The 7-minute time-saving figure in the PHAC report contradicts testimony by the Customs and Immigration Service (CIU) in September 2022. The lines were so long that a border crossing traveler soiled his clothes while waiting to cross the border. according to To the BlackRock reporter.

“I heard from one of the Niagara Falls police officers that a traveler who was stuck in a car for a long time actually urinated and defecated. The border was very understaffed.” testified CIU National President Mark Webber said: “I think that says it all.”

“The biggest difficulty we faced was that people simply didn’t know they had to complete the app, or there were cases where some people simply refused to fill it out,” said Weber. says Mr. “What we saw was that he had to deal with a significant 30-40% of travelers who arrived without completing, which caused four or five hour queues.”

“It wasn’t a matter of not being able to do it,” said Weber. “A lot of times they simply didn’t want or know that it was a problematic requirement.”

audit

On November 2, 2022, the House of Commons voted 173 to 149 to conduct an audit of the ArriveCan program as a result of a motion put forward by opposition leader Pierre Polivre.

“We didn’t need an app,” Poilievre said at the time. “Canadians have been able to cross borders without borders for decades, hundreds of years.

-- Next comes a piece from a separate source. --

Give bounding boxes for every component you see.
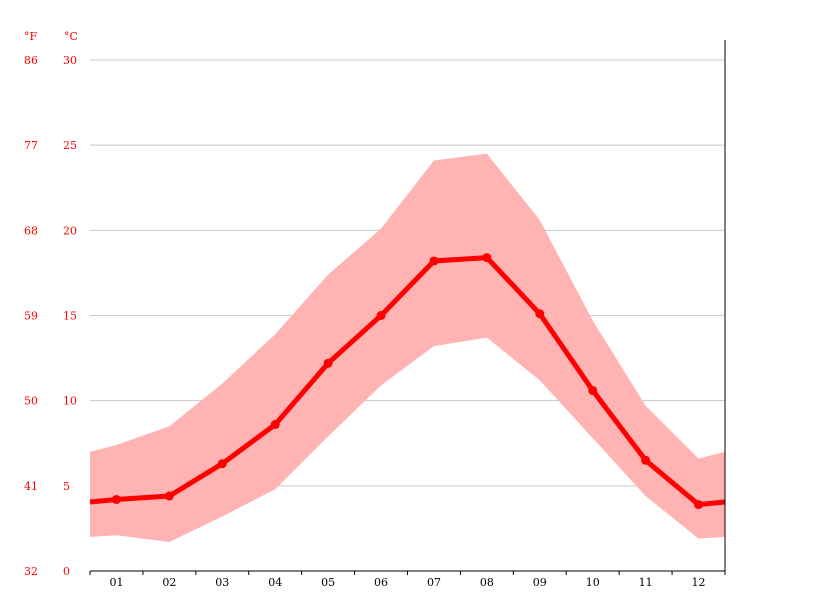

Why the sudden need for this app?”

The audit will cover all aspects of ArriveCan’s payments, contracts and subcontracts, but no deadline has been announced for the final report.

osowski said Committee In his testimony dated December 8, 2022, he testified that ArriveCan was necessary.

Epoch Times photo
Travelers at Vancouver International Airport in Richmond, British Columbia on March 13, 2020. The Canadian Border Services Agency says it is adding new screening questions to travelers arriving in Canada asking if he has symptoms of COVID-19. (Canadian Press/Jonathan Hayward)

In the early days of the pandemic, “travelers were required to respond verbally to CBSA officers to ensure they were complying with the myriad of rules established through various decrees of the council. , combined with the need for social distancing, made the airport a chaotic scene,” said Ossowski.

“Papers have been distributed to travelers to obtain information for contact tracing and quarantine plans,” and the CBSA had collected a “huge amount of paper.”

“It was critical that federal and state health officials had timely access to this data in order to slow the spread of the virus,” Ossowski testified.

by PHAC Report Presented to the commission, the agency “needed a technological solution to digitize the collection of traveler information upon entry into Canada.”

“The heavy reliance on paper forms for traveler contact information in the early days of the pandemic created many inefficiencies.”

The federal government used ArriveCan Required For air travelers wishing to enter Canada in November 2020. It was subsequently decommissioned on October 1, 2022.

During use, ArriveCan collects data and “to share this information with states that have been desperate,” Ossowski testified.

ArriveCan, he said, is linked “in real time” with passports, state vaccination credentials, and the CBSA system, helping an estimated 60 million travelers and CBSA officials “see a green check mark on their screen.” They said they were allowed to cross the border just by seeing ‘notify them’. All border health requirements are met. “

“CBSA incorporates new aspects to help verify proof of vaccine certificates for foreigners using AI tools, as well as real-time verification of key provincial QR codes to help Canada We can make it easier for citizens,” said Ossowski.

Marnie Cathcart

Marnie Cathcart is a reporter based in Edmonton.